To analyze the robustness of Twitter vs. Gab to targeted attacks, that is, the structural consequences of the removal of certain users from the network according to specific criteria, we had to select a topic that would provide the criterion to identify users in terms of their participation in the online debate, of the inflammatory content of their posts, of their structural position in the online community, and so on. We chose to focus on posts referring to the current president of the United States of the America, Donald Trump, and containing the following keywords: ‘trump’, ‘potus’. The choice of Donald Trump as the reference topic is due to the high salience and popularity of this public figure in online social media debates, which are typically characterized by highly polarizing and inflammatory content, thus making of it an ideal test bed for our analysis^{38}.

For Gab we consider data from a time window spanning 3 months of 2018, gathering a total of almost 450k posts, has been made publicly available from https://pushshift.io/. As Twitter is much more populated than Gab and characterized by much higher volumes of online activity, here we collected content in a time window of two months in 2018 (overlapping with Gab’s time window), gathering a total of almost 45M posts. More detailed information and technical specifications may be found in the “Methods” section.
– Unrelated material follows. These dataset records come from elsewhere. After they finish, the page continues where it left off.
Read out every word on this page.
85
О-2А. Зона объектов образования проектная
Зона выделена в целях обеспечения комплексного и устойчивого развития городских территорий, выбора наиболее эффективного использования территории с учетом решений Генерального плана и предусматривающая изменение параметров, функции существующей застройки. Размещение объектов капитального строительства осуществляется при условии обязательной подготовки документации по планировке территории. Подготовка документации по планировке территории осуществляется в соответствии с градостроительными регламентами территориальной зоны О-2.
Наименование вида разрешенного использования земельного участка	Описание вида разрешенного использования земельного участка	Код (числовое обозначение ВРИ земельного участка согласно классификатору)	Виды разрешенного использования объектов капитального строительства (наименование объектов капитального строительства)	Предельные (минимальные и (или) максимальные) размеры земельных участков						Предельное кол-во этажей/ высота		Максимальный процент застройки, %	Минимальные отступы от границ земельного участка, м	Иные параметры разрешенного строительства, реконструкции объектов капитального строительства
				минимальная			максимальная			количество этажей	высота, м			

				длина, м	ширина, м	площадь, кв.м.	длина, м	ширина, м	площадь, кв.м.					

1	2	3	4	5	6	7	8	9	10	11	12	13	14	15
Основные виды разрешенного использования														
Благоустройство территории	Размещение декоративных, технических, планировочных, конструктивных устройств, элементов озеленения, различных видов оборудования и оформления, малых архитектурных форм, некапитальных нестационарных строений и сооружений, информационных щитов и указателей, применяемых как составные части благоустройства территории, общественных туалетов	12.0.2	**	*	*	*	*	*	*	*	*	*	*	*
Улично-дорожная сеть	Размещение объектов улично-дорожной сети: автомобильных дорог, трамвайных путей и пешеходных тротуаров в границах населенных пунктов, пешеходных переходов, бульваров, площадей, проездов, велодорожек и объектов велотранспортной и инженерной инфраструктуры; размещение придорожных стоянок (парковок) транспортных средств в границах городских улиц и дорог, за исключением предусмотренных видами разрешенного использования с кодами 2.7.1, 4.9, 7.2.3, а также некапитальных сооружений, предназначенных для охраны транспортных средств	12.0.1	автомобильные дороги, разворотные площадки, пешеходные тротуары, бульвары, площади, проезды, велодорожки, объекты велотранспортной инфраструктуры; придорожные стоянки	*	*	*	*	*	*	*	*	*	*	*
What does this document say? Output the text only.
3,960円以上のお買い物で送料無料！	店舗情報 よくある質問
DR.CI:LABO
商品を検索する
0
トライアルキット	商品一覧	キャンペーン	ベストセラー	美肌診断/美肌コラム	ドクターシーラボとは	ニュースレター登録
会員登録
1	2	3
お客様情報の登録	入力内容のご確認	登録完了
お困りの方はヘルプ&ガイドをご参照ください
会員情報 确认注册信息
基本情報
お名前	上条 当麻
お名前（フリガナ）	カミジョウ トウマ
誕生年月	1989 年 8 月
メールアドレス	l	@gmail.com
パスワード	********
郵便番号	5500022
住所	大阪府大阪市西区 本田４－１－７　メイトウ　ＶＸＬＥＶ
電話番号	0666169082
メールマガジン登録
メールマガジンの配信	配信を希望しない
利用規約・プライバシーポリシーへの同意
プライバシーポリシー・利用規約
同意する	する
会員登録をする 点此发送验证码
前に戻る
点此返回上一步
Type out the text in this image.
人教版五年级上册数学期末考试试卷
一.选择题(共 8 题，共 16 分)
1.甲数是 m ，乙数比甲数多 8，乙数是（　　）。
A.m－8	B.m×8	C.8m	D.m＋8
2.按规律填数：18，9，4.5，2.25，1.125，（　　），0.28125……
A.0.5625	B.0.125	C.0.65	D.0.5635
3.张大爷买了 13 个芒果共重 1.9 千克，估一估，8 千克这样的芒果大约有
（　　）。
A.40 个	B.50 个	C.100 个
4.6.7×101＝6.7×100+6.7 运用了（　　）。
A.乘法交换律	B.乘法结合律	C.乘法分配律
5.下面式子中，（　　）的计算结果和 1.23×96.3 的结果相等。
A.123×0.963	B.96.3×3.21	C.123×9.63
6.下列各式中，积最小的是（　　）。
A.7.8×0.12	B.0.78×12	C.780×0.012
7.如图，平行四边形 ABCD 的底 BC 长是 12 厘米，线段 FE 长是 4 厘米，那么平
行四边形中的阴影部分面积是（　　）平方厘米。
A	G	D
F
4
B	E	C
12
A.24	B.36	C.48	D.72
To reconstruct the behavioral networks from the online social platforms, we represent users as nodes and interactions between users as links of a social network. For both Twitter and Gab, we considered two different types of networks, capturing different facets of social interactions. The first one is replies: whenever a user replies to the message of another user, a link between the two respective nodes is established. The second one is mentions: whenever a user mentions another user in one message, a link between the two respective nodes is established. We consider the networks as un-directed, i.e., no information is encoded about who is the sender and who is the receiver of the messages, and unweighted, i.e., no information about the number of interactions. These approximations are appropriate as far as one is mainly interested in the potential pathways through which information could flow after applying the removal of users. So the assumption is that, although there is always a source and a receiver in the communication, when both users interact they are symmetrically aware of the interaction and of the existence of each other. If, on the contrary, one is interested in the most probable information pathways or on influence maximization problems, then the direction and weights of the links should not be avoided. For the sake of simplicity, we also consider the networks time-aggregated, i.e., the information about the timing of the interactions is not taken into account.

Replies and mentions correspond to two different aspects of social interaction^{39}. In the case of replies, users are engaged in an active conversation between them, which can also be unilateral if one user responds but the other does not in turn. In the case of mentions, one user is pointing attention of other users toward a third user, but the mentioning and mentioned users need not be engaged in a direct conversation between themselves. Replies are therefore part of a dyadic interaction as in a typical conversation (where clearly one user may establish several conversations at the same time if multiple other users reply to his/her posts), whereas mentions are typically part of a multi-lateral conversation that may intrinsically involve several users at the same time, and even be targeted to reach an indefinite number of users.

On this basis, it is possible to construct analogous networks for Twitter and Gab users replying to, or mentioning, other users in messages that contain Donald Trump related hashtags. The sizes of the networks are *N* = 7,103 and 19,719 for the Gab replies and mentions, respectively, and *N* = 1,429,509 and 3,476,066 for the Twitter replies and mentions, respectively. The purpose of our analysis is to investigate to what extent such networks are resilient to different types of attacks consisting of the removal of a number of users with specific characteristics, on the basis of the different nature and characteristics of the two online social networks in terms of moderation.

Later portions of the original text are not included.